The assessment of therapeutic response is usually based on morphological changes, and the Response Evaluation Criteria in Solid Tumors (RECIST, version 1.1) are the most commonly used criteria to assess the tumor response.[ However, the measurements of the longest diameter of lesions on computed tomography (CT) in patients with gastrointestinal tumors are not always possible.

The uptake of the glucose analog 2-deoxy-2-[18F]fluoro-D-glucose (18F-FDG) represents the metabolic activity of glucose, and is extensively used as a tracer of positron emission tomography (PET)/CT in oncology.[18F-FDG-PET/CT-based criteria have also been developed to evaluate the response to therapy, and 2 criteria presently exist for 18F-FDG-PET/CT response evaluations:

the European Organization for Research and Treatment of Cancer (EORTC) and

the PET Response Criteria in Solid Tumors (PERCIST).[

Several groups are exploring the use of 18F-FDG-PET scans for the prediction of the responses to ICI therapy.[ However, to the best of our knowledge, no prior studies have evaluated the usefulness of 18F-FDG-PET/CT monitoring with EORTC or PERCIST for patients with advanced or metastatic gastric cancer treated by nivolumab.

The present study was performed to examine whether EORTC or PERCIST is valuable for the prediction of progression-free survival (PFS) of patients with advanced or metastatic gastric cancers who were treated by nivolumab.

Materials and methods

Patients

From January 2017 to August 2019, 111 patients who underwent nivolumab therapy as systemic treatment for advanced or metastatic gastric cancers in 3 institutions were retrospectively evaluated in this study. The appropriate review board at each institution (Ethics committee on epidemiological studies, Kagoshima University Graduate School of Medical and Dental Sciences, The ethics review board of Hyogo College of Medicine and Institutional review board of Asahi General Hospital) approved the study and waived the requirement for patient informed consent. Clinical records were reviewed to identify patients for analysis.

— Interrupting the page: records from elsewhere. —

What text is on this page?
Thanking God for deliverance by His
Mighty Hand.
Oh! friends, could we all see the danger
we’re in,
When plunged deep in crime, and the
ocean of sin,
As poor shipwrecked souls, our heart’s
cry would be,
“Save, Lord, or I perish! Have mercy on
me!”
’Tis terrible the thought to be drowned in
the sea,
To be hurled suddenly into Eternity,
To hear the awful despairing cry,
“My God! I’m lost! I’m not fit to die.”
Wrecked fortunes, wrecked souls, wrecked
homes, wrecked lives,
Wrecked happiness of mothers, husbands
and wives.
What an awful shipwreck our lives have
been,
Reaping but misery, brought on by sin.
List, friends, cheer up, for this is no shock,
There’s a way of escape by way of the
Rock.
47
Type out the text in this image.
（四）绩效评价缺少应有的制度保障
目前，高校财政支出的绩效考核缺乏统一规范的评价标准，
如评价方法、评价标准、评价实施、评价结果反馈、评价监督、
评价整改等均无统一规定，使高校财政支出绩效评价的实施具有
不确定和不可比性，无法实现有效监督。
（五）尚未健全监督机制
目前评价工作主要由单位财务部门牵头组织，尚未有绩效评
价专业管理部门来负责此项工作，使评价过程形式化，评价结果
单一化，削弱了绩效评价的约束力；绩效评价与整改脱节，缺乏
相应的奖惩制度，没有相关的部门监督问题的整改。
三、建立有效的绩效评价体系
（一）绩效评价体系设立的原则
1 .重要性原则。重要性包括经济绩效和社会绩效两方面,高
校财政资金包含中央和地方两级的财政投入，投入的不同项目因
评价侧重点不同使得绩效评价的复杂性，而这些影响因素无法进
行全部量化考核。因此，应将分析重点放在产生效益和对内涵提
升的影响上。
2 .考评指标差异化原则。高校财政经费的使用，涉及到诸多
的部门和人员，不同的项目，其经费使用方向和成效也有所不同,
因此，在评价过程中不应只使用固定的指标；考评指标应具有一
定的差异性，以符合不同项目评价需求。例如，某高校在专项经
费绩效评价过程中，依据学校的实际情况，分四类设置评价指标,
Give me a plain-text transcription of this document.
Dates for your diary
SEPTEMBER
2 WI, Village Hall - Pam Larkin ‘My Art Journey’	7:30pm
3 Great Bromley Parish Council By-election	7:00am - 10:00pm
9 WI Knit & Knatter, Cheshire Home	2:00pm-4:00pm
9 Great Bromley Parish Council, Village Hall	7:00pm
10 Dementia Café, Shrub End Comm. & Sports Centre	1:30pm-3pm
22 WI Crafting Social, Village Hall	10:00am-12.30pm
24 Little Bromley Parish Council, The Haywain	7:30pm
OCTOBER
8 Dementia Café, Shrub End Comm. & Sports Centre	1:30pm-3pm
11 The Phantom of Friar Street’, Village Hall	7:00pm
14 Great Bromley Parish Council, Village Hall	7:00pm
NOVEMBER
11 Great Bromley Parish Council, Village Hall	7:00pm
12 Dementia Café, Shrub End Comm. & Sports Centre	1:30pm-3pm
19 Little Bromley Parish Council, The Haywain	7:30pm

The following inclusion criteria were used:

pathologically proven, locally advanced or metastatic gastric cancers, irrespective of the histologic subtype;

patients who underwent both baseline and follow-up 18F-FDG-PET/CT scans with the same scanner at the same institution with the schedule described next.

18F-FDG-PET/CT scans were performed within 2 months before, and from 2 to 9 months after the initiation of nivolumab therapy. The exclusion criteria were the history or coexistence of other malignancies and treatment with other ICIs before or during nivolumab therapy.

All patients were staged according to the clinical tumor, nodes, and metastases (TNM) classification of the American Joint Committee on Cancer.[ When available, the pretreatment of the PD-L1 tumor expression was recorded.

18F-FDG-PET/CT examinations

The following 3 whole-body PET/CT scanners were used: Discovery MI (GE Healthcare, WI) at 2 institutions, and Gemini GXL16 (Philips Medical Systems, Eindhoven, The Netherlands) and Discovery iQ HD (GE Healthcare, WI) at the other 1 institution. Patients were instructed to fast for at least 5 hours before the examinations. This resulted in a mean plasma glucose level of 99 mg/dL (range, 83–126 mg/dL) immediately before injection of 18F-FDG (216 MBq ± 36 [range, 169–279 MBq]). Static emission images were obtained approximately 60 minutes after injection. Attenuation-corrected PET images were reconstructed with an ordered-subset expectation maximization, iterative reconstruction algorithm, or a Bayesian penalized, likelihood reconstruction algorithm. The acquisition and reconstruction parameters were harmonized to minimize standardized uptake value (SUV) differences between scanners and kept them within the reference range proposed by the Japanese Society of Nuclear Medicine.

Two experienced radiologists who knew the study purpose but were blinded to clinical and pathological information of each patient interpreted the PET/CT images, and they confirmed (after consensus) that the lesions had abnormally increased uptakes with more intense compared with the background uptake.[

The following quantitative analyses were performed by the third radiologist according to the interpreted results based on visual assessment. The radiologist placed the volume of interest (VOI) manually on a suitable reference fused axial image, defined manually the craniocaudal and mediolateral extent that encompassed the entire target lesion, and then excluded any avid normal structures to obtain the maximum SUVmax. To perform PERCIST, the following 2 short extra steps were needed. The first step was the measurement of the normal liver, mean SUV normalized lean body mass (SULmean) that was completed quickly based on a VOI (with a diameter of 3 cm), that was placed in the right lobe of the liver. The next step was the calculation of the peak SUV (SUVpeak). It was automatically calculated in a spherical VOI (diameter of 1.2 cm) that was automatically placed on the hottest site of the tumor above the manually drown tumor VOI, and then was normalized to the lean body mass (SULpeak). The free software package RAVAT (Nihon Medi-Physics Co., Ltd. Tokyo, Japan) calculated the SUVmax and SULpeak automatically. The reduction percentage of SUVmax and SULpeak ([baseline value − follow-up value] × 100%/baseline value) were then calculated manually.

EORTC and PERCIST

The responses to nivolumab were classified as complete metabolic response (CMR), partial metabolic response (PMR), stable metabolic disease (SMD), or progressive metabolic disease (PMD).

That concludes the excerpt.